By Mark Brown | April 26, 2006 | Last updated on April 26, 2006
2 min read

And then there were two. The Investment Dealers Association and Market Regulation Services have announced a plan to merge into a single self-regulatory organization to oversee the country’s brokerages and stock markets.

The plan, which is still subject to various regulatory approvals and the blessing of their memberships, is built on the ashes of a failed attempt to consolidate the IDA and the MFDA last year.

The unified SRO is being called a merger of equals. It is expected to create a greater clarity for investors and further improve regulatory effectiveness by eliminating duplication and gaps.

According to a joint release, the new entity would be expected to operate on a not-for-profit basis. Stakeholders would initially include all those currently regulated by the IDA or RS, as well as marketplaces that have contracted with RS for outsourced regulation services.

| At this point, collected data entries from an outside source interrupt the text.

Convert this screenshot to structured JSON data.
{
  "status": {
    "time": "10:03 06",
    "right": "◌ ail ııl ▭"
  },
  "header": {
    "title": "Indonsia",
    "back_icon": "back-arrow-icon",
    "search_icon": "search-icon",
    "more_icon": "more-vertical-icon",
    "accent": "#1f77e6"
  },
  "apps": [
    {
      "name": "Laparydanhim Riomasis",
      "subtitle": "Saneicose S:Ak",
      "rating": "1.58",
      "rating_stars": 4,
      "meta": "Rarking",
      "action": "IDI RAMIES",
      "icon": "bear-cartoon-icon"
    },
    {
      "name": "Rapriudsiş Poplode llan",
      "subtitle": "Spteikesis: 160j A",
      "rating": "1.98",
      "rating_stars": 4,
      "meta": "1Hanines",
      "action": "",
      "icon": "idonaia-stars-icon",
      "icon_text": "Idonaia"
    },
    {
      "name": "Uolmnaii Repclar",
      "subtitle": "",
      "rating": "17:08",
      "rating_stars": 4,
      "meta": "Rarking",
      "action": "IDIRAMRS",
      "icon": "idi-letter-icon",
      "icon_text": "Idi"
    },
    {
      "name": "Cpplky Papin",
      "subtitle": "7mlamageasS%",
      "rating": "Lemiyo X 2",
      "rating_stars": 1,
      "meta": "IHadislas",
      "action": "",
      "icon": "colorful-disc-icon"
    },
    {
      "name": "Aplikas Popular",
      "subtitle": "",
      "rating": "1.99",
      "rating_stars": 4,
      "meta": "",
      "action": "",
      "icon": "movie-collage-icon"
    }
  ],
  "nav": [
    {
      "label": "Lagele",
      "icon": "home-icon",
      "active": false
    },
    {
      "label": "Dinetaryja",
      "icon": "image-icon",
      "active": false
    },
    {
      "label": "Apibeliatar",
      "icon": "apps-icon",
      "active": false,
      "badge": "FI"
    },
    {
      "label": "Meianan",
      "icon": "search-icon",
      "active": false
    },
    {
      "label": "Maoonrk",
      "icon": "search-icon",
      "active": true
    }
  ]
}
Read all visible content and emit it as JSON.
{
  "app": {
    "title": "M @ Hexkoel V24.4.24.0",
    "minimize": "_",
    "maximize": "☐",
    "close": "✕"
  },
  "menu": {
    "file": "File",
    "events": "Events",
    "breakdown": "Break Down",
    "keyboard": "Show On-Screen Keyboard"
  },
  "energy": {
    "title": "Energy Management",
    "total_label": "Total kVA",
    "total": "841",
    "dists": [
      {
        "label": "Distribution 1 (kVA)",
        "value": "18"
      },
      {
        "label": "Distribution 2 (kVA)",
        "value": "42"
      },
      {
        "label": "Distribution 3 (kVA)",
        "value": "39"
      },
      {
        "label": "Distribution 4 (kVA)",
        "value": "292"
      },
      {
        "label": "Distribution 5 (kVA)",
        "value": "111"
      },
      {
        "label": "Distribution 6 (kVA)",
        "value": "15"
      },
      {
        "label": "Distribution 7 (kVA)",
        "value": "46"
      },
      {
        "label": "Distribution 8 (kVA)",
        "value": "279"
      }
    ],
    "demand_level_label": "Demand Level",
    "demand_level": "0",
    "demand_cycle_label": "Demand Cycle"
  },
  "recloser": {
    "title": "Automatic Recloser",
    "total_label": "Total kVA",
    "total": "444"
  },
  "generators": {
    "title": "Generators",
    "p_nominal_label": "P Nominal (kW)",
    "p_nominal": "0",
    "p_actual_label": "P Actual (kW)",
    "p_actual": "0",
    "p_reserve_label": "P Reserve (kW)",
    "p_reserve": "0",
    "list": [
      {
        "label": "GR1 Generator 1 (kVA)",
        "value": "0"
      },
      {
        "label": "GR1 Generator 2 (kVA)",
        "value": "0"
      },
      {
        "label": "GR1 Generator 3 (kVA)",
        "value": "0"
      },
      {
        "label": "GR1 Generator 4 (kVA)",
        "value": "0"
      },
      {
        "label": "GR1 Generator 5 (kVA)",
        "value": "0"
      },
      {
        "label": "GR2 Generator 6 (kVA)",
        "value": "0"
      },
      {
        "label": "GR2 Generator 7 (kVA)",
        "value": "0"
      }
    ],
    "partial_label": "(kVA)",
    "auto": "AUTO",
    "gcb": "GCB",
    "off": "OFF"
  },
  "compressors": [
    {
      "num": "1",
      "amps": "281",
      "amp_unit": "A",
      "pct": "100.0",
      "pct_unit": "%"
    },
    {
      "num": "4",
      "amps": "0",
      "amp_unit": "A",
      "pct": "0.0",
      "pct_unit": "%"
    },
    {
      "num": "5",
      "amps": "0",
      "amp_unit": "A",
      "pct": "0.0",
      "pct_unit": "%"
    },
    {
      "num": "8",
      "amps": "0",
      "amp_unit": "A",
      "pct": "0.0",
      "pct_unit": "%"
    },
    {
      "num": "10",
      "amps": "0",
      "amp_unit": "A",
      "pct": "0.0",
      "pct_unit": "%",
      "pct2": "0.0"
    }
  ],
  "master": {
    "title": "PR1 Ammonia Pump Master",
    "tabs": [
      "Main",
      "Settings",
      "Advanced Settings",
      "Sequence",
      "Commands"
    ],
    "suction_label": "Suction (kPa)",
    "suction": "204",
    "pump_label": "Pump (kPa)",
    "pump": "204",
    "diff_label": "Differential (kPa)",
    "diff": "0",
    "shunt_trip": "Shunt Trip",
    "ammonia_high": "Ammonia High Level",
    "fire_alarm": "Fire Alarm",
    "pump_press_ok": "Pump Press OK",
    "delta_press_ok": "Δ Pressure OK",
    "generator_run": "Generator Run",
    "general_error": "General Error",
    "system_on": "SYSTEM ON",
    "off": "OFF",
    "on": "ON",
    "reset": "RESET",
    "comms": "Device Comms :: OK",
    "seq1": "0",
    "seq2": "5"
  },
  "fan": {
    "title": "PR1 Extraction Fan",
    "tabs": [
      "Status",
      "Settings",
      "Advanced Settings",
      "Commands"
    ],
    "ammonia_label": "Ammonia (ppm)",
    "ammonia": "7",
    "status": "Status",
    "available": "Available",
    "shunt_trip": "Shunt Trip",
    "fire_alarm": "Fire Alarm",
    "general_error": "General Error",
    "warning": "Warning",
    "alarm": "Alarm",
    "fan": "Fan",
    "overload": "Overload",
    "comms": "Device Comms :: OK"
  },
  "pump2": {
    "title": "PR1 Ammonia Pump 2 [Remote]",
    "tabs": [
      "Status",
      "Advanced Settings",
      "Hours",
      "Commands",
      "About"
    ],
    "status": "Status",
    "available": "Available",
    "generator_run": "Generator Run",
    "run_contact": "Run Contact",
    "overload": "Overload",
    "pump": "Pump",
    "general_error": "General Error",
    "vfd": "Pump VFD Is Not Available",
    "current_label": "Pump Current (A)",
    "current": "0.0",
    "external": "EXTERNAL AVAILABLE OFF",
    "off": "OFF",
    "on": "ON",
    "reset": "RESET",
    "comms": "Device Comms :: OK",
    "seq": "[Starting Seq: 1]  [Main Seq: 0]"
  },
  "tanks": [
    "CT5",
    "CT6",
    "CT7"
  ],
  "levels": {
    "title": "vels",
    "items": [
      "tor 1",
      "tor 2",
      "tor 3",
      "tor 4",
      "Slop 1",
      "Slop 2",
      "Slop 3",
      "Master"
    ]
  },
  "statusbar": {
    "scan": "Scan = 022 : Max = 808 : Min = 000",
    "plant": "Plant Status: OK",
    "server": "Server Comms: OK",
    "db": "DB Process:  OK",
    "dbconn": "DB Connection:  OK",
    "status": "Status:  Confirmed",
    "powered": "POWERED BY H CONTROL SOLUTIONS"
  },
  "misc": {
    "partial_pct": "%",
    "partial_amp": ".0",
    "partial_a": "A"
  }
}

According to Tom Atkinson, RS’s president and CEO, an informal group of IDA and RS directors have been meeting since December to lay the groundwork for the merger. The boards have recognized the benefits of a stronger, streamlined SRO that provides greater clarity to process for investors and members “It should improve market oversight nationwide,” he says.

The IDA’s decision to spin off of its trade association function from its regulatory role also facilitated the merger talks, says Joe Oliver, president and CEO of the IDA. “I don’t want to characterize it as a done deal but I will say I am optimistic about the end result.” If all goes well, he expects this merger will be complete by year end.

“We are completing the process of separating the ownership and the regulation of the market. That was the rationale for creating RS in the first place,” says Oliver.

At the outset the merger is not expected to have an impact on fees, although there could be some operational efficiency. As Atkinson points out, “This is about regulatory excellence; it is really not a cost cutting exercise.” In his view, he would like to see a risk-based fee model.

While the new entity leaves the door open for a merger with the MFDA, they are not inviting the mutual fund regulator back to the table. “The governance structure will be such that we can accommodate other entities but there is no push on to bring them in at this point,” says Atkinson, who wouldn’t speculate what role he might have with the new SRO. “That’s really up to them.”

The merger is something of a coup for Oliver who has made it his goal to spin off the IDA’s trade association side and to consolidate self-regulation. Interestingly, the merger could accelerate Oliver’s retirement plans. Oliver says he is planning to retire next year.